Après avoir débarqué il y a quelques jours, la collaboratrice du centre Sira a partagé son expérience de médecin sur un navire de sauvetage en Méditerranée centrale.
Il l'a fait lors de l'événement “Impacts psychosociaux des politiques migratoires”, au cours duquel plusieurs personnes ont également présenté leurs expériences dans différents systèmes d'accueil.
Lors d'une journée consacrée aux impacts psychosociaux des politiques migratoires et, en particulier, de la stratégies de résistance qui émergent des collectifs de migrants, la médecine Paula de la Fuente a partagé son expérience à bord du navire de la Fondation Solidaire. Pendant plus de deux mois, Sira, membre du personnel du Centre, a coordonné les activités du Centre. l'équipe médicale de ce navire de sauvetage, qui est resté pendant plus de deux mois pour assister les personnes en transit dans l'Union européenne. Mer Méditerranée centrale. Sur ces routes, au moins 884 personnes ont perdu la vie. seulement au premier semestre 2024, selon l'Organisation internationale pour les migrations (OIM).
Dans son discours, Paula de la Fuente a souligné l'importance du réseau d'entraide qui se crée entre les personnes tout au long de la traversée. Comme elle l'a expliqué, une fois les manœuvres de sauvetage terminées, les bateaux avertissent les autorités européennes, qui désignent un port sûr pour débarquer les personnes sauvées. Ces ports se trouvent souvent à plusieurs jours de route et les personnes en déplacement utilisent ce temps pour consolider un réseau de soutien psychologique, physique et social, essentiel pour atténuer les effets du voyage. “Il s'agit de réseaux de transit, de réseaux de personnes qui se soutiennent mutuellement tout au long du voyage et qui deviennent un soutien fondamental”, a-t-il déclaré.

Public participant à l'événement «Impacts psychosociaux des politiques migratoires».
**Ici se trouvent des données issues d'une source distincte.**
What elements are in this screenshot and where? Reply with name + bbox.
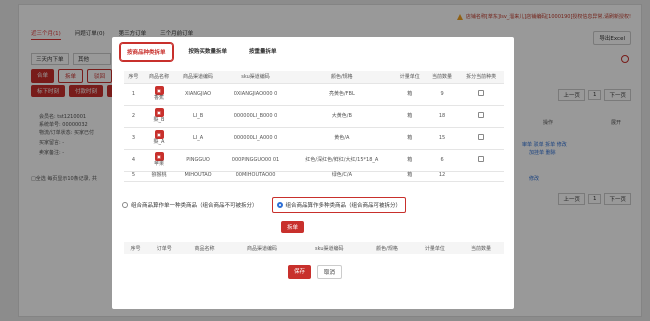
product-name: 香蕉 bbox=[153, 95, 164, 101]
split-checkbox[interactable] bbox=[478, 133, 485, 140]
unit: 箱 bbox=[393, 105, 426, 128]
split-checkbox-cell bbox=[458, 127, 504, 150]
unit: 箱 bbox=[393, 83, 426, 106]
radio-icon bbox=[122, 202, 128, 208]
col-sku: sku渠道编码 bbox=[220, 71, 291, 84]
col-split: 拆分当前种类 bbox=[458, 71, 504, 84]
sku-code: 00MIHOUTAO00 bbox=[220, 171, 291, 182]
combo-multi-option[interactable]: 组合商品算作多种类商品（组合商品可被拆分） bbox=[271, 197, 407, 213]
tab-split-by-category[interactable]: 按商品种类拆单 bbox=[120, 43, 173, 61]
product-name: 梨_A bbox=[153, 139, 165, 145]
row-no: 5 bbox=[124, 171, 143, 182]
spec: 亮黄色/FBL bbox=[290, 83, 394, 106]
product-cell: ▣ 香蕉 bbox=[142, 83, 176, 106]
unit: 箱 bbox=[393, 171, 426, 182]
table-row: 1 ▣ 香蕉 XIANGJIAO 0XIANGJIAO000 0 亮黄色/FBL … bbox=[124, 83, 504, 106]
row-no: 1 bbox=[124, 83, 143, 106]
channel-code: XIANGJIAO bbox=[175, 83, 221, 106]
spec: 大黄色/B bbox=[290, 105, 394, 128]
unit: 箱 bbox=[393, 127, 426, 150]
product-name: 苹果 bbox=[153, 161, 164, 167]
split-tabs: 按商品种类拆单 按购买数量拆单 按重量拆单 bbox=[120, 43, 283, 61]
col-spec: 颜色/规格 bbox=[362, 242, 412, 254]
col-code: 商品渠道编码 bbox=[175, 71, 221, 84]
combo-single-option[interactable]: 组合商品算作单一种类商品（组合商品不可被拆分） bbox=[118, 198, 262, 212]
cancel-button[interactable]: 取消 bbox=[317, 265, 343, 279]
table-row: 5 猕猴桃 MIHOUTAO 00MIHOUTAO00 绿色/C/A 箱 12 bbox=[124, 171, 504, 182]
table-row: 3 ▣ 梨_A LI_A 000000LI_A000 0 黄色/A 箱 15 bbox=[124, 127, 504, 150]
col-order-no: 订单号 bbox=[147, 242, 182, 254]
col-qty: 当前数量 bbox=[425, 71, 459, 84]
col-sku: sku渠道编码 bbox=[296, 242, 363, 254]
product-image-icon: ▣ bbox=[154, 152, 164, 161]
tab-split-by-quantity[interactable]: 按购买数量拆单 bbox=[183, 43, 234, 61]
combo-option-group: 组合商品算作单一种类商品（组合商品不可被拆分） 组合商品算作多种类商品（组合商品… bbox=[118, 197, 407, 213]
table-row: 4 ▣ 苹果 PINGGUO 000PINGGUO00 01 红色/深红色/鲜红/… bbox=[124, 149, 504, 172]
sku-code: 0XIANGJIAO000 0 bbox=[220, 83, 291, 106]
row-no: 4 bbox=[124, 149, 143, 172]
qty: 15 bbox=[425, 127, 459, 150]
product-name: 猕猴桃 bbox=[142, 171, 176, 182]
product-image-icon: ▣ bbox=[154, 130, 164, 139]
col-name: 商品名称 bbox=[142, 71, 176, 84]
combo-multi-label: 组合商品算作多种类商品（组合商品可被拆分） bbox=[285, 203, 402, 209]
product-table: 序号 商品名称 商品渠道编码 sku渠道编码 颜色/规格 计量单位 当前数量 拆… bbox=[124, 71, 504, 182]
channel-code: LI_B bbox=[175, 105, 221, 128]
col-unit: 计量单位 bbox=[411, 242, 458, 254]
tab-split-by-weight[interactable]: 按重量拆单 bbox=[243, 43, 283, 61]
modal-footer: 保存 取消 bbox=[288, 265, 343, 279]
split-checkbox-cell bbox=[458, 171, 504, 182]
col-unit: 计量单位 bbox=[393, 71, 426, 84]
qty: 18 bbox=[425, 105, 459, 128]
channel-code: PINGGUO bbox=[175, 149, 221, 172]
split-checkbox-cell bbox=[458, 105, 504, 128]
product-image-icon: ▣ bbox=[154, 86, 164, 95]
split-checkbox[interactable] bbox=[478, 89, 485, 96]
channel-code: MIHOUTAO bbox=[175, 171, 221, 182]
channel-code: LI_A bbox=[175, 127, 221, 150]
col-name: 商品名称 bbox=[181, 242, 228, 254]
row-no: 3 bbox=[124, 127, 143, 150]
product-cell: ▣ 苹果 bbox=[142, 149, 176, 172]
sku-code: 000PINGGUO00 01 bbox=[220, 149, 291, 172]
split-checkbox-cell bbox=[458, 83, 504, 106]
split-button[interactable]: 拆单 bbox=[281, 221, 305, 233]
save-button[interactable]: 保存 bbox=[288, 265, 312, 279]
result-table: 序号 订单号 商品名称 商品渠道编码 sku渠道编码 颜色/规格 计量单位 当前… bbox=[124, 242, 504, 254]
col-code: 商品渠道编码 bbox=[227, 242, 297, 254]
split-checkbox-cell bbox=[458, 149, 504, 172]
product-name: 梨_B bbox=[153, 117, 165, 123]
split-checkbox[interactable] bbox=[478, 155, 485, 162]
col-no: 序号 bbox=[124, 242, 148, 254]
split-checkbox[interactable] bbox=[478, 111, 485, 118]
combo-single-label: 组合商品算作单一种类商品（组合商品不可被拆分） bbox=[131, 203, 258, 209]
col-no: 序号 bbox=[124, 71, 143, 84]
qty: 12 bbox=[425, 171, 459, 182]
split-order-modal: 按商品种类拆单 按购买数量拆单 按重量拆单 序号 商品名称 商品渠道编码 sku… bbox=[112, 37, 514, 309]
qty: 9 bbox=[425, 83, 459, 106]
qty: 6 bbox=[425, 149, 459, 172]
spec: 黄色/A bbox=[290, 127, 394, 150]
unit: 箱 bbox=[393, 149, 426, 172]
product-cell: ▣ 梨_A bbox=[142, 127, 176, 150]
product-cell: ▣ 梨_B bbox=[142, 105, 176, 128]
row-no: 2 bbox=[124, 105, 143, 128]
table-row: 2 ▣ 梨_B LI_B 000000LI_B000 0 大黄色/B 箱 18 bbox=[124, 105, 504, 128]
sku-code: 000000LI_B000 0 bbox=[220, 105, 291, 128]
col-qty: 当前数量 bbox=[457, 242, 504, 254]
col-spec: 颜色/规格 bbox=[290, 71, 394, 84]
radio-selected-icon bbox=[276, 202, 283, 208]
product-image-icon: ▣ bbox=[154, 108, 164, 117]
sku-code: 000000LI_A000 0 bbox=[220, 127, 291, 150]
spec: 绿色/C/A bbox=[290, 171, 394, 182]
spec: 红色/深红色/鲜红/大红/15*18_A bbox=[290, 149, 394, 172]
De même, a expliqué le médecin, pendant le voyage, les efforts de l'équipage, dont l'objectif est de “fournir un espace sûr pendant les 4 ou 5 jours que dure le voyage”, s'ajoutent aux soins prodigués aux personnes. Pendant cette période, a-t-elle ajouté, ils offrent un soutien psychologique, des ateliers d'information sur leurs droits en tant que demandeurs de protection internationale et des soins de santé. “Beaucoup n'ont pas vu de médecin depuis 2, 3 ou 4 ans, c'est-à-dire depuis le début de leur voyage migratoire, au cours duquel ils ont subi toutes sortes de violences”, a-t-il souligné.
L'accueil n'est pas seulement ce que le système formel pense qu'il est.
Lors d'une table ronde consacrée aux impacts psychosociaux des politiques migratoires, plusieurs personnes ont partagé leurs expériences et leurs stratégies pour faire face aux lacunes des systèmes d'accueil. Parmi les obstacles les plus soulignés au cours de la réunion figurent l'isolement, les traitements déshumanisants, le manque d'informations sur les procédures de régularisation administrative, la rigidité des professionnels et les difficultés à préserver et à développer leurs propres pratiques culturelles, telles que se réunir pour manger ou apporter de la nourriture de l'extérieur des institutions.
Mahamadou Simakha, médiateur interculturel, a partagé son expérience d'accompagnateur au sein du système d'accueil. “Ceux d'entre nous qui accompagnent au sein du système ont une petite marge de manœuvre, qu'il faut utiliser pour chercher les failles du système. Lorsque j'ai accompagné d'autres personnes, j'ai cherché à prendre des mesures qui servent à apporter la paix ou la joie. Offrir le traitement que j'aurais aimé recevoir”.
Gabriela López, coordinatrice du centre Sira, a souligné l'importance des espaces communautaires tels que la paroisse San Carlos Borromeo, où s'est tenu l'événement : “Ici, les gens réfléchissent, se regroupent et cherchent des moyens de transformer cette réalité hostile”. Ce type d'environnement, a-t-il expliqué, permet aux gens de trouver un soutien mutuel et de construire des réseaux pour faire face à un système qui les déshumanise souvent.